Era tal su felicidad cuando nos reencontrábamos cada verano en nuestro campamento que nunca me atreví a confesarle la verdad: que yo no tragaba fuego porque descendiera de dragones, que la barba de mi tía era falsa, que mi padre realmente no cortaba a mi madre en pedazos para después recomponerla, que la momia de loro azteca era una paloma disecada y el argonauta de la vitrina una curiosa especie de pulpo y no un héroe de la antigüedad castigado por los dioses. Pero aquella tarde decidí sincerarme por fin.
La desilusión mitigó el brillo de sus ojos y yo me sentí pequeño y vulgar.
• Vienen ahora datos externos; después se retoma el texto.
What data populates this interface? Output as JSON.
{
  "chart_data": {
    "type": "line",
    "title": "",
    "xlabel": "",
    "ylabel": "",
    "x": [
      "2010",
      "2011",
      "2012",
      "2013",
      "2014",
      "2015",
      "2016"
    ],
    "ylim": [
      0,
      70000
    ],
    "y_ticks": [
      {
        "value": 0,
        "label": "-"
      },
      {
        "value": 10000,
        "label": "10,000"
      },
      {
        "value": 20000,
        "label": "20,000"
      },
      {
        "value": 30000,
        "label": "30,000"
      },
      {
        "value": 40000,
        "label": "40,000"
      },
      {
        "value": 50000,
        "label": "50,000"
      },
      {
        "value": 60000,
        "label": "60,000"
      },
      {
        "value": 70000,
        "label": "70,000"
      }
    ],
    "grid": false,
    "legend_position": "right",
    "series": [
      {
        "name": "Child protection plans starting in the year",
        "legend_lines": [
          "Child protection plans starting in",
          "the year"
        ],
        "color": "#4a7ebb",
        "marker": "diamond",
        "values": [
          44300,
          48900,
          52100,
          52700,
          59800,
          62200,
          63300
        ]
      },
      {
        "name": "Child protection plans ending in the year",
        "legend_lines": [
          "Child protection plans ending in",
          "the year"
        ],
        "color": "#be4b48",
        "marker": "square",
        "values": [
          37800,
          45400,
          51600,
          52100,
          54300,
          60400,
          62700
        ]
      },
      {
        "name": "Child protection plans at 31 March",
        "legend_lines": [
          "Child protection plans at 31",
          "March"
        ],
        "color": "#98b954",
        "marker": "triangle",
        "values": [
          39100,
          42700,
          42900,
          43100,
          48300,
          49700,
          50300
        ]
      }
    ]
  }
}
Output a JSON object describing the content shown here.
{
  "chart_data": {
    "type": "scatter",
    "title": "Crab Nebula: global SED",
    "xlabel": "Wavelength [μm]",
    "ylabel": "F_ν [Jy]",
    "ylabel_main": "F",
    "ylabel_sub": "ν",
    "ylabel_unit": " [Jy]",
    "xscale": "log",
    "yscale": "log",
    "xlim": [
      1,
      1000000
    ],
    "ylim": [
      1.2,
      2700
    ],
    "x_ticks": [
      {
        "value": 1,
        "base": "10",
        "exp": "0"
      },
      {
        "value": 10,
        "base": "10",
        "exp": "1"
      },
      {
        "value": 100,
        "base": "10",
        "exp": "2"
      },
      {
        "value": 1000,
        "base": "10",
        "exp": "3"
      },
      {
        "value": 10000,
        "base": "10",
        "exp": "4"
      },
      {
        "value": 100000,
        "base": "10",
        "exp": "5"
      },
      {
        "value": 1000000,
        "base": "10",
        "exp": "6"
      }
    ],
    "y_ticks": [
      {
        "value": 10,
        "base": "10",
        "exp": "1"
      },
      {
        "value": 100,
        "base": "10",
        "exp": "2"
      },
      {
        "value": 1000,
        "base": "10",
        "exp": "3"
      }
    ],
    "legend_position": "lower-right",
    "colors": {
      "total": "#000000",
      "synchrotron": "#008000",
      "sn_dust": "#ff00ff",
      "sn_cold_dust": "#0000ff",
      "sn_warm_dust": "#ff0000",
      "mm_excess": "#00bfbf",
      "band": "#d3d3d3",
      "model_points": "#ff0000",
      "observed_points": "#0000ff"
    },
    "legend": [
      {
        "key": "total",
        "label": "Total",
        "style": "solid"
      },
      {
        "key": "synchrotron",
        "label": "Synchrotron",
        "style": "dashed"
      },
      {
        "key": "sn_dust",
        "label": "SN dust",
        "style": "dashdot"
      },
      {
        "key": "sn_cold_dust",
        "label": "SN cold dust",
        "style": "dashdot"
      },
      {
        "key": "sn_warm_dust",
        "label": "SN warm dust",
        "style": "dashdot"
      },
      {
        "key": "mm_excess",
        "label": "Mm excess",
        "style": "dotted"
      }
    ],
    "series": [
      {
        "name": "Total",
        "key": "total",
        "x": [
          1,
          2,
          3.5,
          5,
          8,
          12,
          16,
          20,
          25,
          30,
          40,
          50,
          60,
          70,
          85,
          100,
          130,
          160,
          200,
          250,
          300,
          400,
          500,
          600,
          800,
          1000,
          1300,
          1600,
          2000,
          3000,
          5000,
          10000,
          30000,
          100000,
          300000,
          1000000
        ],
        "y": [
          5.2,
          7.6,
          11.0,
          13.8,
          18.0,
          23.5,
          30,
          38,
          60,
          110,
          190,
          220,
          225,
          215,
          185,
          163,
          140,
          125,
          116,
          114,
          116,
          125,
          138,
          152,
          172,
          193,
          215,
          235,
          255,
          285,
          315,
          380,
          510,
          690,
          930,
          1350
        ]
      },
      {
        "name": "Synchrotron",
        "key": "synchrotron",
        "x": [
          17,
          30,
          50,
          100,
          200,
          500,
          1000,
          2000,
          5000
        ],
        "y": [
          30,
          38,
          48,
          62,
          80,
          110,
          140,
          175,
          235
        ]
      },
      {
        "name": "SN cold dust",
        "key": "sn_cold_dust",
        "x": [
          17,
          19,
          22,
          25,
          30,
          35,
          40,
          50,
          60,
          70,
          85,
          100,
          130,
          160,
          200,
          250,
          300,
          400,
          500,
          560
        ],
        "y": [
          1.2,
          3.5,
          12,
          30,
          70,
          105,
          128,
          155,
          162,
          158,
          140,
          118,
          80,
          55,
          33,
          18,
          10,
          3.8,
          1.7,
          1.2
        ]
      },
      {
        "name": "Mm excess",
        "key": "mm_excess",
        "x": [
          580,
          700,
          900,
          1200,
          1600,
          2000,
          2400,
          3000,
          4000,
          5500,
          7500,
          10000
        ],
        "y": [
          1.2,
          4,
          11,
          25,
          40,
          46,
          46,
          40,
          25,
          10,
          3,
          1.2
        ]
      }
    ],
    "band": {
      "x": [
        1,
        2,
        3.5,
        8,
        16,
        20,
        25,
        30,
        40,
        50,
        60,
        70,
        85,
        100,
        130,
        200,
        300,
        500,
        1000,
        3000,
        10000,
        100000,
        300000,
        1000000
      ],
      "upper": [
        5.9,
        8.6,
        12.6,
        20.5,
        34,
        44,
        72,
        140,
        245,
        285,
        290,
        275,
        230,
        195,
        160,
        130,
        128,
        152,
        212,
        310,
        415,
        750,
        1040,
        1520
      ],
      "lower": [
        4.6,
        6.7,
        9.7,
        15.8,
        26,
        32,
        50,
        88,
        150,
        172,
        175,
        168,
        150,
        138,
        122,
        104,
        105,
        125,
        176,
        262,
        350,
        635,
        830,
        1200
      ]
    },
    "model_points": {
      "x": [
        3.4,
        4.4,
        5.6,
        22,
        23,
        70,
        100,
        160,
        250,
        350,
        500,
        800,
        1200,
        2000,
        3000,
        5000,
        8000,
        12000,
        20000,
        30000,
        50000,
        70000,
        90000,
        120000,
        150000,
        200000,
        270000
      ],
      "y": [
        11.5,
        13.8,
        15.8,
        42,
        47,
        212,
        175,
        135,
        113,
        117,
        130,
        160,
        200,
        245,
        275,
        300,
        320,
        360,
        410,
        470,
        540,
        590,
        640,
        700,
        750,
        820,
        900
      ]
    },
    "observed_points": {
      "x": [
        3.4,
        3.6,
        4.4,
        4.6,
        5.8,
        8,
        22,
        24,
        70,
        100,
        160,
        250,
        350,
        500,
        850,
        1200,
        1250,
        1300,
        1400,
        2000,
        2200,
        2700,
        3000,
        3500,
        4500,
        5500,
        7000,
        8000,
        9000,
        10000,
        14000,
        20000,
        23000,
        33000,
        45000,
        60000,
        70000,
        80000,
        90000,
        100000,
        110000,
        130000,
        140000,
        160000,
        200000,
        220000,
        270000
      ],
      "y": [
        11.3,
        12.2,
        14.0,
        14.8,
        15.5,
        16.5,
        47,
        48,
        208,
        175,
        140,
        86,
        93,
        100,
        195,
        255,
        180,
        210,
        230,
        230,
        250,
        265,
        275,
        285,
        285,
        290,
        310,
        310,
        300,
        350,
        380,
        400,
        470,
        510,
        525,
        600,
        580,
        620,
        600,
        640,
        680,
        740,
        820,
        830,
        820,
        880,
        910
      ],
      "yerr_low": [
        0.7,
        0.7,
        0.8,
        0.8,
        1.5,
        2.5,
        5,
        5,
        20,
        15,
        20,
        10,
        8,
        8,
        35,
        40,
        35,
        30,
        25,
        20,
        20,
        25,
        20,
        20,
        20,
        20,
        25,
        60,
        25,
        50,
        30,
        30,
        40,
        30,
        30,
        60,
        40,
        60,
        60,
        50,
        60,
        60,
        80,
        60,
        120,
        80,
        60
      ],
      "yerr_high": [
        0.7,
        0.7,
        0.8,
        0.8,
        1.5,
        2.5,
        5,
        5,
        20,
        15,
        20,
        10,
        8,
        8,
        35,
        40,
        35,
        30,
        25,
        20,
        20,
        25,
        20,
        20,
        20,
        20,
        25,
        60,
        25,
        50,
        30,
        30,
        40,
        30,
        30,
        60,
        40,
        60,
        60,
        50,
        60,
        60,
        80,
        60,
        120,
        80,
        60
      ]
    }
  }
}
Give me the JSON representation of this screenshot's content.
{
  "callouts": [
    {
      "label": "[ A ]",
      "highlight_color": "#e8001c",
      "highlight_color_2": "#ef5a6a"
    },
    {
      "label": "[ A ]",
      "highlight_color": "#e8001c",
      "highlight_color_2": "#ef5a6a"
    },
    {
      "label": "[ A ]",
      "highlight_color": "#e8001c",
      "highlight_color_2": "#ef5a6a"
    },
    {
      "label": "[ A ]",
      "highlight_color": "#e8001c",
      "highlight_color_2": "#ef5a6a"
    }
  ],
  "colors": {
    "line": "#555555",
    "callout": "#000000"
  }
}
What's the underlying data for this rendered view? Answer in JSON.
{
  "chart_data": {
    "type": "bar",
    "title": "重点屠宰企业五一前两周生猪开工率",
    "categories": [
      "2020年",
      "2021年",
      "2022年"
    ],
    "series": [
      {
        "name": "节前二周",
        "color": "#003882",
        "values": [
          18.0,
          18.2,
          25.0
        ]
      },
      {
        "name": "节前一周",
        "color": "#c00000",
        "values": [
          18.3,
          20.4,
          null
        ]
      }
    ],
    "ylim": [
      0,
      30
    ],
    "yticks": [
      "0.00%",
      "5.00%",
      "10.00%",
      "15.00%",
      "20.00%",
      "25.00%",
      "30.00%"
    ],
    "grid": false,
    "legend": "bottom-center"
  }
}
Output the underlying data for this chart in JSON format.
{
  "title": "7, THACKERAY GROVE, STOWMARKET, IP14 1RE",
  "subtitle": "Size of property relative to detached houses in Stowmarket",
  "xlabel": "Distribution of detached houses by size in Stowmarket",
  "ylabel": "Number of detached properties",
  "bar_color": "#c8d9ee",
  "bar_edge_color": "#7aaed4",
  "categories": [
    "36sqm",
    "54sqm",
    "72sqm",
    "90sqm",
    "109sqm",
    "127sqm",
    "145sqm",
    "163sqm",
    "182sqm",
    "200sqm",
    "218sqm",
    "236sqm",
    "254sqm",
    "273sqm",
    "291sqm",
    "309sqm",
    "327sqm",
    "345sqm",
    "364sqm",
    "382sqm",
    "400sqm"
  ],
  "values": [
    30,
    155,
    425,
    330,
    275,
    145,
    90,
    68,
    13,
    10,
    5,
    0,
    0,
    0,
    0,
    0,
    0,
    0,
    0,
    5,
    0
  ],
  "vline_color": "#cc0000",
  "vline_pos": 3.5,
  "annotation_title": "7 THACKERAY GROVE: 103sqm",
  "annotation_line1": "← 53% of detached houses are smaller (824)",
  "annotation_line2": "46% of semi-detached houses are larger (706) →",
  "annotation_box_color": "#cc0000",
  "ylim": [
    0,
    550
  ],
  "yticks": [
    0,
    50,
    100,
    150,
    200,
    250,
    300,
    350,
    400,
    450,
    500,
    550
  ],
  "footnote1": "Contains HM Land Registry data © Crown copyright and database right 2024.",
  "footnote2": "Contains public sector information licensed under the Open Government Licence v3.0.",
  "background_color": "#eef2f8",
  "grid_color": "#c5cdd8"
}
Traté de hacer brotar su risa de cascabel con los viejos trucos de materializar el as de corazones rebuscando en su escote y rescatar una paloma blanca perdida bajo su falda, pero ella se sacudió las monedas de las orejas, y dio una patada a la ristra de pañuelos de colores que me había sacado de la boca antes de besarla. Me miró como si le hubiera arrebatado la alegría de vivir.
Me acusó de tomarla por una ingenua y, muy ofendida, desplegó unas alas irisadas que yo no le había visto jamás y echó a volar hacia el interior del bosque dejándome boquiabierto.